Un Québécois accusé de blanchir de l’argent se défend à Madrid
Un prête-nom de la capitale est dans le pétrin à cause de sociétés-écrans créées pour des Espagnols
Un homme d’affaires originaire de Québec clame son innocence, mais risque tout de même quatre ans de prison en Espagne pour blanchiment d’argent.
Selon les procureurs à Madrid, Jean-François Saint-Laurent a aidé les cerveaux d’une des pires escroqueries du pays à blanchir des dizaines de millions d’euros à l’aide de sociétés-écrans créées ici même, dans ses bureaux de la capitale.
L’homme d’affaires de 46 ans, un fournisseur de sociétés-écrans canadiennes aujourd’hui installé en Suisse, multiplie les aller-retour entre Genève et Madrid pour se défendre depuis que les procureurs anticorruption l’ont accusé en octobre 2016.
« Je suis dégoûté de ce qui m’arrive.
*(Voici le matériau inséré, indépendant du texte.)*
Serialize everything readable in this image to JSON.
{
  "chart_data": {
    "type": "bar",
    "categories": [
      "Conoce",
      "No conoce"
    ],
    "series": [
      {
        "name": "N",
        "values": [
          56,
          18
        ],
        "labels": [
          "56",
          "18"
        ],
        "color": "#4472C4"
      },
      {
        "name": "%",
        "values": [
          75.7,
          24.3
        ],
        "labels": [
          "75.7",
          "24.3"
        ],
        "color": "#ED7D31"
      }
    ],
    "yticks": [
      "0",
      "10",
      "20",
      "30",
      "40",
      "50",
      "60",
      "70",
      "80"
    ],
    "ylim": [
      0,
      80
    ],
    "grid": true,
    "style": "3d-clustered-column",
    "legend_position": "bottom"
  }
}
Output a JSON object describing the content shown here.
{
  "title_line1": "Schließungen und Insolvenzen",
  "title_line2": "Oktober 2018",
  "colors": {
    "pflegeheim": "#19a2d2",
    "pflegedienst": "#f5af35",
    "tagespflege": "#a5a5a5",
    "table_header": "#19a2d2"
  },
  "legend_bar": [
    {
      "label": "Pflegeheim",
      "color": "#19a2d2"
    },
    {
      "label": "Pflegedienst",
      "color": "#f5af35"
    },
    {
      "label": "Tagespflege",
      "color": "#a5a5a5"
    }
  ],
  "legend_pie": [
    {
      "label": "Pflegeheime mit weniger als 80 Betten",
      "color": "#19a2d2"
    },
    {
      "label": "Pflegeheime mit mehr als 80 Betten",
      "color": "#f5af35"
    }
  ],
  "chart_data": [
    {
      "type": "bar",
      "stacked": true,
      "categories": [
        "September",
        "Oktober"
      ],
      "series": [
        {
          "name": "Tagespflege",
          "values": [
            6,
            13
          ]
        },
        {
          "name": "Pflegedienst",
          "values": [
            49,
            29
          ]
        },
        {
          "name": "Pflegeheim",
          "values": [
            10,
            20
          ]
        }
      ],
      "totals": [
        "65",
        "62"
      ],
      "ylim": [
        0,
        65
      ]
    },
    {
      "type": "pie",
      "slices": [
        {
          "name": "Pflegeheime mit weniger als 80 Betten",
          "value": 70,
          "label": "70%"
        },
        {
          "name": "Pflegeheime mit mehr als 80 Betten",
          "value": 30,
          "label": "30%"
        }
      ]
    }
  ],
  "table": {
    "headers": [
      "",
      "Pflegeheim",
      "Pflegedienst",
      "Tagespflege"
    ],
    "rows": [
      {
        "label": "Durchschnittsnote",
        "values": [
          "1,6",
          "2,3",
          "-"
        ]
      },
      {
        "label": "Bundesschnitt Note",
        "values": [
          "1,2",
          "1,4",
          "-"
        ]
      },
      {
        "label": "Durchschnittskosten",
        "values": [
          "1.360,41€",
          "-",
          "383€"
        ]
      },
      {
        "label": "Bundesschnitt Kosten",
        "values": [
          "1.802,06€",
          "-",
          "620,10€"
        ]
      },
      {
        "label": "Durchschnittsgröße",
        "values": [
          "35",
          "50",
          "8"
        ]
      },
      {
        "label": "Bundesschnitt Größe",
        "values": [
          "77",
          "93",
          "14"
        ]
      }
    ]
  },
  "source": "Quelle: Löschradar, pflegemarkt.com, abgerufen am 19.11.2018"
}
Je n’ai rien à me reprocher, assure-t-il dans une entrevue avec notre Bureau d’enquête. C’est un grand délire collectif. »
Les procureurs espagnols sont pourtant tout ce qu’il y a de plus sérieux.
Selon eux, Jean-François Saint-Laurent a créé cinq sociétés-écrans dans ses bureaux de Québec pour des escrocs allégués, dans le cadre d’un vaste système pyramidal ayant affecté des dizaines de milliers d’investisseurs (l’affaire Fórum Filatélico).
Mais l’homme d’affaires assure qu’il ignorait tout des pratiques alléguées de Fórum Filatélico.
LA THÈSE ESPAGNOLE
« À ce jour, ce dossier m’a coûté un demi-million en frais d’avocats, dit-il. Maintenant que se passera-t-il ? Simple : Je vais gagner... et l’Espagne ira en appel de mon acquittement et j’en aurai pour 10 ans de plus à payer, jusqu’à l’audition en appel, que je gagnerai aussi. »
Madrid affirme que les compagnies Québec inc. et Canada inc. qu’il a enregistrées ont permis aux fraudeurs allégués de blanchir plus de 56 M€ (85 M$).
Selon les procureurs fiscaux, les fonds ayant abouti dans les comptes de ces sociétés offshore bien de chez nous provenaient surtout d’une série de transactions bidon, mises en place « pour détourner les fonds des investisseurs ».
Derrière l’une des sociétés que Jean-François Saint-Laurent a créées se cachait même un dirigeant en fuite de Fórum Filatélico, que la justice espagnole cherchait à traduire en justice pour blanchiment de l’argent de la drogue.
Une partie de son butin – plus de 8 M€ – a trouvé sans peine son chemin jusque dans un compte de la Financière Banque Nationale à Place de la Cité, à Québec.
De son côté, Jean-François Saint-Laurent clame son innocence. Il dit avoir créé Dumar à la demande de Thierry Ulmann. Cet avocat suisse est connu pour avoir représenté Mossack Fonseca, le cabinet au centre de la vaste fuite d’informations sur les paradis fiscaux de l’an dernier, les Panama Papers.
IL SE DIT INNOCENT
Jean-François Saint-Laurent assure que Thierry Ulmann lui a caché l’actionnaire réel de Dumar.
Depuis les années 1990, l’homme d’affaires de Québec a domicilié des dizaines de sociétés-écrans à ses bureaux, dont plusieurs liées à Mossack Fonseca. Mais il insiste : ses activités d’enregistrement d’entreprises sont tout à fait légales, selon lui.
« Pour chaque dossier, je me suis toujours assuré que toutes les lois étaient respectées et que les bénéficiaires (actionnaires réels) étaient des groupes et dirigeants au-dessus de tout soupçon. »
En 2008, il a déménagé ses pénates à Genève pour travailler là où l’argent se trouve et traiter directement avec les banquiers, avocats et comptables qui payent pour ouvrir des compagnies québécoises offshore.
« Une société canadienne se vend 8000 $ à Genève, alors qu’au Québec, le fournisseur local recevra 1000 $ », dit-il. Pour lui, mieux vaut se garder la part du lion.